SWCF-Net: Similarity-weighted Convolution and Local-global Fusion for Efficient Large-scale Point Cloud Semantic Segmentation
This addresses the problem of efficiently processing large-scale point clouds for applications like autonomous driving, though it appears incremental as it builds on existing transformer and convolution methods.
The paper tackles efficient semantic segmentation of large-scale point clouds by proposing SWCF-Net, which combines similarity-weighted convolution for local features with a linear-complexity attention mechanism for global features, achieving competitive results on SemanticKITTI and Toronto3D datasets with reduced computational cost.
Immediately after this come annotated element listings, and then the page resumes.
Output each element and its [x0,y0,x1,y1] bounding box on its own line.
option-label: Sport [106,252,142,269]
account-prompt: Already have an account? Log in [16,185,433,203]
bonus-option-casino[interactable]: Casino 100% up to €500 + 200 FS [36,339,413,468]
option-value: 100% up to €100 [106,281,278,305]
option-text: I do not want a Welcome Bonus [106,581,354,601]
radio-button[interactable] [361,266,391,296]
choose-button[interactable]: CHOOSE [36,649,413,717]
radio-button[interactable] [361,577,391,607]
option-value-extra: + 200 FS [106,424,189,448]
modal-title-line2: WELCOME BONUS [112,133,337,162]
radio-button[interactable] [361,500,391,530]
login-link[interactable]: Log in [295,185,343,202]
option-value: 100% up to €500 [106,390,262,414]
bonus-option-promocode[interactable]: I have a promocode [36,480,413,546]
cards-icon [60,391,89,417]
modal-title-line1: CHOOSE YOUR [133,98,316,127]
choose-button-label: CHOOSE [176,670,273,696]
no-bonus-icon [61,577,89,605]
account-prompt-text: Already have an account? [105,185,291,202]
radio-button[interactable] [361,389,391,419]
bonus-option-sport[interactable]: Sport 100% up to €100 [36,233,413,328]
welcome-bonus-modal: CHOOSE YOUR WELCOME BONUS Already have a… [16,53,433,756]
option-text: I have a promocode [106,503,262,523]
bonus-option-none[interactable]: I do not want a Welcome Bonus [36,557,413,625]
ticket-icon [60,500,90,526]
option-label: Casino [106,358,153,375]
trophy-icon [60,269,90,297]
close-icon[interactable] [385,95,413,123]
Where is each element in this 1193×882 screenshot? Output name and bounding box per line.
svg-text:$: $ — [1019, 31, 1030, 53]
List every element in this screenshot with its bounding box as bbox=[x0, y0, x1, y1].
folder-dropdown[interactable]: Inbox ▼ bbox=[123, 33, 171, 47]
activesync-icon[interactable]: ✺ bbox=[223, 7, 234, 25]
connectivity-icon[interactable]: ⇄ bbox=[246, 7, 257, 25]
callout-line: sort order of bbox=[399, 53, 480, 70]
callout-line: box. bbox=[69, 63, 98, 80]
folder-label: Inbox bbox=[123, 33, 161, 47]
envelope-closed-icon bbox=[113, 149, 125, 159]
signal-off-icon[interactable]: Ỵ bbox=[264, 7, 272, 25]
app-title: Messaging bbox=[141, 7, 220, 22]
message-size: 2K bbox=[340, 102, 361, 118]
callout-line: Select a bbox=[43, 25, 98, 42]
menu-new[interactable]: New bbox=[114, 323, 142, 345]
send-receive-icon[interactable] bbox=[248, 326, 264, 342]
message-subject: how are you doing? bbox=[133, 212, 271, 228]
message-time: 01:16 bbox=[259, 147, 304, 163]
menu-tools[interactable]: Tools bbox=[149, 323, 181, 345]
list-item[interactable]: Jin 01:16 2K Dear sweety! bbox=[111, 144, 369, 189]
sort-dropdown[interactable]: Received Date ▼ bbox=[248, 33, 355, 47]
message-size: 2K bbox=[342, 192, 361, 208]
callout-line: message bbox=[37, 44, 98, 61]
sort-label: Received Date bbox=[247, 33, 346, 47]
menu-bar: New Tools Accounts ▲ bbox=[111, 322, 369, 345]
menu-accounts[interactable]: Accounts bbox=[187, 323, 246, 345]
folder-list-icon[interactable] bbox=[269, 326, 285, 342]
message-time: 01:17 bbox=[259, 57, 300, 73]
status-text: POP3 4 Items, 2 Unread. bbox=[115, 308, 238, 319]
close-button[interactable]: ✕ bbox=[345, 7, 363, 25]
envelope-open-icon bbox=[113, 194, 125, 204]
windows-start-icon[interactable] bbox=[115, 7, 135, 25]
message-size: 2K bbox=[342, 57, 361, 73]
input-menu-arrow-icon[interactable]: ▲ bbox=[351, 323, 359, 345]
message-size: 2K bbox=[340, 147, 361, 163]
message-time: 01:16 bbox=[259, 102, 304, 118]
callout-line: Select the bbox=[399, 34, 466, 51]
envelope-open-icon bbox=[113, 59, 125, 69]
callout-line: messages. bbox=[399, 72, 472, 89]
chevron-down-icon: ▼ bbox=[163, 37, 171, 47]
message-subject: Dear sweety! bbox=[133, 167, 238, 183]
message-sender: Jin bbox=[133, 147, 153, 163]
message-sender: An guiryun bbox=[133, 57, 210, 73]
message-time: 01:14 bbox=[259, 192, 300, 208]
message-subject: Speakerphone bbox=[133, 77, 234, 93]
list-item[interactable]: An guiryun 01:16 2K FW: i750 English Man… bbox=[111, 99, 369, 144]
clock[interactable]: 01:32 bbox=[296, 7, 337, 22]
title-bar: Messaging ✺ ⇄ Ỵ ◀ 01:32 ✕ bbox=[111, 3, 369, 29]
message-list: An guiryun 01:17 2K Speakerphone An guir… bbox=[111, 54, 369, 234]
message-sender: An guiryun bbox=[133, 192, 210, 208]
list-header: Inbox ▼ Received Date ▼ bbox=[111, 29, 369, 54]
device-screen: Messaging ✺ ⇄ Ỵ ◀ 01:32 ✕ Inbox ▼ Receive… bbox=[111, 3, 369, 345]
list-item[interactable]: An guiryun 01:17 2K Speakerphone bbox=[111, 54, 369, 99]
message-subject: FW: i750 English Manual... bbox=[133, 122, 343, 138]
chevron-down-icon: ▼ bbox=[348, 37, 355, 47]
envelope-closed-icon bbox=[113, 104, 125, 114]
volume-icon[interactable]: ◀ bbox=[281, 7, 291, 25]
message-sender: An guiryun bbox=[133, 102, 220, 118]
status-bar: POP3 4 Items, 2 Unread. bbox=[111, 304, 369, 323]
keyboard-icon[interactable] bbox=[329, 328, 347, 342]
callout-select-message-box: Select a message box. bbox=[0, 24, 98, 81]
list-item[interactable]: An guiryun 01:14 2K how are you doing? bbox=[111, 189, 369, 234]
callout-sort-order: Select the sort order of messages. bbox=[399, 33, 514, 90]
Large-scale point cloud consists of a multitude of individual objects, thereby encompassing rich structural and underlying semantic contextual information, resulting in a challenging problem in efficiently segmenting a point cloud. Most existing researches mainly focus on capturing intricate local features without giving due consideration to global ones, thus failing to leverage semantic context. In this paper, we propose a Similarity-Weighted Convolution and local-global Fusion Network, named SWCF-Net, which takes into account both local and global features. We propose a Similarity-Weighted Convolution (SWConv) to effectively extract local features, where similarity weights are incorporated into the convolution operation to enhance the generalization capabilities. Then, we employ a downsampling operation on the K and V channels within the attention module, thereby reducing the quadratic complexity to linear, enabling the Transformer to deal with large-scale point clouds. At last, orthogonal components are extracted in the global features and then aggregated with local features, thereby eliminating redundant information between local and global features and consequently promoting efficiency. We evaluate SWCF-Net on large-scale outdoor datasets SemanticKITTI and Toronto3D. Our experimental results demonstrate the effectiveness of the proposed network. Our method achieves a competitive result with less computational cost, and is able to handle large-scale point clouds efficiently.